Slow Progress for ARM Ecosystem
But adapting ARM chips for servers has been a slow-moving process. One of the leading players in this effort was Calxeda, which went through $100 million in funding seeking to develop ARM server hardware before shutting down in December.
“I’ve gotten a lot of questions about the health of the ARM ecosystem,” said Frank Frankovsky, Chairman and President of the Open Compute Project. “ARM has been listening to our questions. I think the ARM ecosystem is continuing to gain momentum and strength. In the next six months we’ll see more higher performance parts available to challenge x86 across a broad spectrum of workloads. My personal opinion is that we’ll see production-ready hardware in late 2014 and implementation in 2015.”
“We see this as a five-year revolution,” said Ian Drew, the Chief Marketing Office for ARM. “We’ll see monolithic structures breaking down as the cloud becomes real.”

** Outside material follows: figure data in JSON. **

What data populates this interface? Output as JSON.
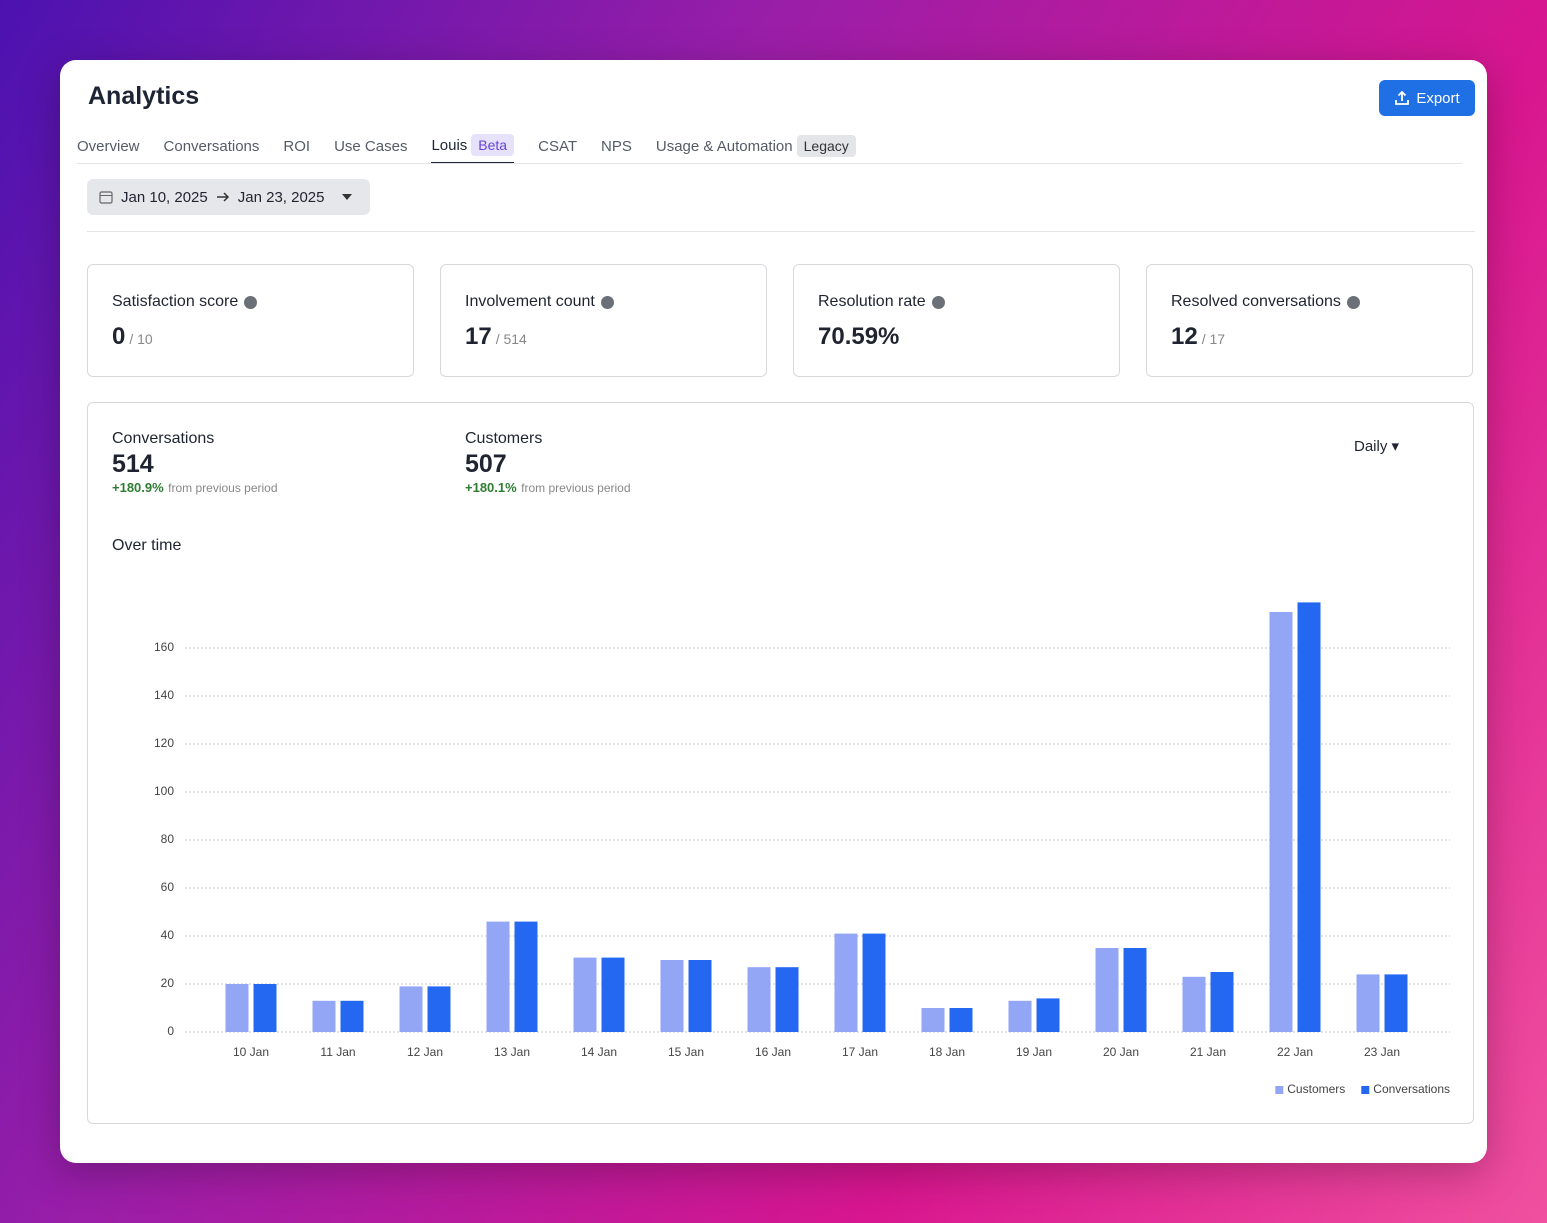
{
  "header": {
    "title": "Analytics",
    "export": "Export"
  },
  "tabs": [
    {
      "label": "Overview"
    },
    {
      "label": "Conversations"
    },
    {
      "label": "ROI"
    },
    {
      "label": "Use Cases"
    },
    {
      "label": "Louis",
      "badge": "Beta"
    },
    {
      "label": "CSAT"
    },
    {
      "label": "NPS"
    },
    {
      "label": "Usage & Automation",
      "badge": "Legacy"
    }
  ],
  "date_range": {
    "start": "Jan 10, 2025",
    "end": "Jan 23, 2025"
  },
  "kpis": [
    {
      "label": "Satisfaction score",
      "value": 0,
      "total": "/ 10"
    },
    {
      "label": "Involvement count",
      "value": 17,
      "total": "/ 514"
    },
    {
      "label": "Resolution rate",
      "value": "70.59%"
    },
    {
      "label": "Resolved conversations",
      "value": 12,
      "total": "/ 17"
    }
  ],
  "summary": [
    {
      "label": "Conversations",
      "value": 514,
      "change": "+180.9%",
      "note": "from previous period"
    },
    {
      "label": "Customers",
      "value": 507,
      "change": "+180.1%",
      "note": "from previous period"
    }
  ],
  "interval": "Daily",
  "chart_data": {
    "type": "bar",
    "title": "Over time",
    "categories": [
      "10 Jan",
      "11 Jan",
      "12 Jan",
      "13 Jan",
      "14 Jan",
      "15 Jan",
      "16 Jan",
      "17 Jan",
      "18 Jan",
      "19 Jan",
      "20 Jan",
      "21 Jan",
      "22 Jan",
      "23 Jan"
    ],
    "series": [
      {
        "name": "Customers",
        "color": "#93a6f5",
        "values": [
          20,
          13,
          19,
          46,
          31,
          30,
          27,
          41,
          10,
          13,
          35,
          23,
          175,
          24
        ]
      },
      {
        "name": "Conversations",
        "color": "#2468f2",
        "values": [
          20,
          13,
          19,
          46,
          31,
          30,
          27,
          41,
          10,
          14,
          35,
          25,
          179,
          24
        ]
      }
    ],
    "ylim": [
      0,
      180
    ],
    "yticks": [
      0,
      20,
      40,
      60,
      80,
      100,
      120,
      140,
      160
    ],
    "grid": true,
    "legend": "bottom-right"
  }
}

Common Development Framework
At the Open Compute Summit, ARM announced the Server Base System Architecture, a platform standard for ARMv8-A based 64-bit servers. The standard is designed to provide a common framework for the 17 companies building solutions atop the ARM architecture – a group that includes AppliedMicro, Cavium, Dell, HP, Texas Instruments, Broadcom, Canonical, Citrix, Red Hat and Linaro.

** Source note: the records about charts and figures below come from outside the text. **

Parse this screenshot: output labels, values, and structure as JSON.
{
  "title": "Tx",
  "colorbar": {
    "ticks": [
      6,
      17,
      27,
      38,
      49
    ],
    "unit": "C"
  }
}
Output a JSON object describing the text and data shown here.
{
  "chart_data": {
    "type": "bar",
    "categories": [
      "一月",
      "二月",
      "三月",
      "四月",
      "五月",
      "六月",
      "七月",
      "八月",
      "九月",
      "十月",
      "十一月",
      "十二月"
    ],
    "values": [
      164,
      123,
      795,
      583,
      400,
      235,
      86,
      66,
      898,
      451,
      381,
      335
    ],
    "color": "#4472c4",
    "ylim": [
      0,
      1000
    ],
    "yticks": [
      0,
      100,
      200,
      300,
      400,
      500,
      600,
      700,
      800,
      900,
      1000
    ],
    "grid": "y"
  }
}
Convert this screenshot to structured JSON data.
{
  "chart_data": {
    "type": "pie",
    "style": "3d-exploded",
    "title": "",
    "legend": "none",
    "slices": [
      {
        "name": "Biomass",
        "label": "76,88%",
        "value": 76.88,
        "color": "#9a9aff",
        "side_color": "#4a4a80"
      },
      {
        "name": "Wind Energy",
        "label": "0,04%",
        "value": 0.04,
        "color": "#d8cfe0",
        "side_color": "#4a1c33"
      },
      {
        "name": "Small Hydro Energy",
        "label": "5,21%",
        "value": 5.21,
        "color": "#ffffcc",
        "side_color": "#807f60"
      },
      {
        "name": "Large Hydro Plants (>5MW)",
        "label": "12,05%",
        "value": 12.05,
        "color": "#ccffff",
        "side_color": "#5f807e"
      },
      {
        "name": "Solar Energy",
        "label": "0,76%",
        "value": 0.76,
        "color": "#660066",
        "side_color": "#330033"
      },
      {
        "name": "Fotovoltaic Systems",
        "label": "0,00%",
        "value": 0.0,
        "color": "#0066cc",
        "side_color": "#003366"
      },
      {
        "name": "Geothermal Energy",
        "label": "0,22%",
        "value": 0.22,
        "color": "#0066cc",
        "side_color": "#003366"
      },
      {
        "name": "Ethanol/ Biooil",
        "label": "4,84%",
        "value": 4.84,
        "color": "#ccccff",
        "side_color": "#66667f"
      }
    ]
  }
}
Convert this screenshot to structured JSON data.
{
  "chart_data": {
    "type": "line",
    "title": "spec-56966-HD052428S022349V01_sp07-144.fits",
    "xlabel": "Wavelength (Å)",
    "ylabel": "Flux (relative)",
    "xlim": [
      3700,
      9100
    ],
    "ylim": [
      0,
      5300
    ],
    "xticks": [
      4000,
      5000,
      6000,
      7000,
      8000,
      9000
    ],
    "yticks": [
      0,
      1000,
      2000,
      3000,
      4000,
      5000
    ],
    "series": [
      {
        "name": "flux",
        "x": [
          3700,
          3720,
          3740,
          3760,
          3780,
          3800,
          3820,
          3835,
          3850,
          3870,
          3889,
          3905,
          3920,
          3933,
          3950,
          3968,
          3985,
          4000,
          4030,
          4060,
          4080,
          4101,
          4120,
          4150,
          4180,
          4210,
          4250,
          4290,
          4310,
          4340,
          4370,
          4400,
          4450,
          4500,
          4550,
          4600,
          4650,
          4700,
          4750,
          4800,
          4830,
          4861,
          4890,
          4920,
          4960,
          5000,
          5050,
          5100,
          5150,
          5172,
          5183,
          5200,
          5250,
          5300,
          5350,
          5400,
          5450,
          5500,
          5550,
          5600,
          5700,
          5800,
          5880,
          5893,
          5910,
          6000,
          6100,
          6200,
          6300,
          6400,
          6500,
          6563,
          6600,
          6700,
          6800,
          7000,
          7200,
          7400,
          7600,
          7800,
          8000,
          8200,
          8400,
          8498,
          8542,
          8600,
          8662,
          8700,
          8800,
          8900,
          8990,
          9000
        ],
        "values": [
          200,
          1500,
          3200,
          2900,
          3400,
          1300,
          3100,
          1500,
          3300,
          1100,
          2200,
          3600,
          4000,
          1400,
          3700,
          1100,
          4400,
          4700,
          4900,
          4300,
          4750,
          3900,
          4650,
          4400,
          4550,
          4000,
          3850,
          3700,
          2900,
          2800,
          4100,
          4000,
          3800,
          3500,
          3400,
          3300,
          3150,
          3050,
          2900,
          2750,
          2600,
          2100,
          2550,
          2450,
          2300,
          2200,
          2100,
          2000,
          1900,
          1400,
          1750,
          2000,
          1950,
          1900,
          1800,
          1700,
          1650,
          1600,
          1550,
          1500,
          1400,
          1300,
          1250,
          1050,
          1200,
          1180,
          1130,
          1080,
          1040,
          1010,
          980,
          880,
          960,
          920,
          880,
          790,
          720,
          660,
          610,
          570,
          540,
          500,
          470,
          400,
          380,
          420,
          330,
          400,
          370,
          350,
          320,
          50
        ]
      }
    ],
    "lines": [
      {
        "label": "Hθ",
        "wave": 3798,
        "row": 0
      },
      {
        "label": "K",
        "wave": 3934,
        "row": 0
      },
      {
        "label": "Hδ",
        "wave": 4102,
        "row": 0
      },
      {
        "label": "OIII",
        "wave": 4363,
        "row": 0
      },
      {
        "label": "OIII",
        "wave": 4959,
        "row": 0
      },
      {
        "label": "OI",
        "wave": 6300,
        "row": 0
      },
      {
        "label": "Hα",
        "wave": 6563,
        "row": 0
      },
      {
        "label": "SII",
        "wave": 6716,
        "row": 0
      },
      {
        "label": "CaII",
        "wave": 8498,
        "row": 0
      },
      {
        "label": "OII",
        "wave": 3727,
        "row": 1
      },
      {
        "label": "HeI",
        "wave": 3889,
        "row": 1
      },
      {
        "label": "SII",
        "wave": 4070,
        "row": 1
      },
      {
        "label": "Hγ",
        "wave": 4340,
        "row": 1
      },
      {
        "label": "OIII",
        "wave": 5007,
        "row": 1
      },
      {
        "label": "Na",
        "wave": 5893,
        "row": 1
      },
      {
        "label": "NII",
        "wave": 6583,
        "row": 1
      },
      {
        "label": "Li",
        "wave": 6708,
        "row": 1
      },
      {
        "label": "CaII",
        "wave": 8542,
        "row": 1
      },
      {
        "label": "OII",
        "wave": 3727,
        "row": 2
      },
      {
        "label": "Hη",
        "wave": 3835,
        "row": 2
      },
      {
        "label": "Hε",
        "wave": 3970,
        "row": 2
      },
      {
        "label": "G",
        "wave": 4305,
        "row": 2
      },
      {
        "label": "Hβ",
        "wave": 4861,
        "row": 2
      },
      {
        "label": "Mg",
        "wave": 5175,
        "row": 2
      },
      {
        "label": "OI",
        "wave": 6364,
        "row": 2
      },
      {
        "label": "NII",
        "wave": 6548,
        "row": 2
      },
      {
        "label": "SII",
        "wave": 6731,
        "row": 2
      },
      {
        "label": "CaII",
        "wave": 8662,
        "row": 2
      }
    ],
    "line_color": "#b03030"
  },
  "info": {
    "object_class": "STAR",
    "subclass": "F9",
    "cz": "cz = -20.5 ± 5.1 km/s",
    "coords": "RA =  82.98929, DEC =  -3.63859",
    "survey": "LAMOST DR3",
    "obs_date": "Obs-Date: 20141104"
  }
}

“It was done so the apps guys don’t have to port things 17 times. They can port it once,” said ARM’s Drew. “It takes away the roadblocks that could stop this data center revolution.”
“They are standardizing the way all software looks at ARM processors,” said AMD’s Feldman. “While some may complain that the ARM software ecosystem is not mature, I’d say we’re through our gangly growth years.”
AMD believes interest in ARM servers remains strong. “Nobody’s told me they’re not interested in ARM,” said Feldman. “It’s always ‘when can I get parts.’ We will have parts in March. By June and July we’ll be fully ruggedized and battle-tested.”
Feldman acknowledges that after several years of ARM being deployed in testing and development environments, the market wants to see production hardware.
“The talking’s been done,” he said. “It’s time to get some design wins and deliver some product to customers. 2014 is that year.”
Potential for Storage, Caching Workloads
Where might ARM gain traction? Feldman predicts that storage is one area where ARM can excel, along with caching technology like memcached and use in web site hosting. “The sophisticated buyers are where you’ll see the adoption, because that’s where cost per compute matters,” he said. “Hyperscale will flock to ARM.”
But there’s plenty of competition in the low-energy server arena, including new 14nm Atom chips from Intel.
“I think it’s foolish to underestimate the power that Intel’s going to bring to bear,” said Feldman.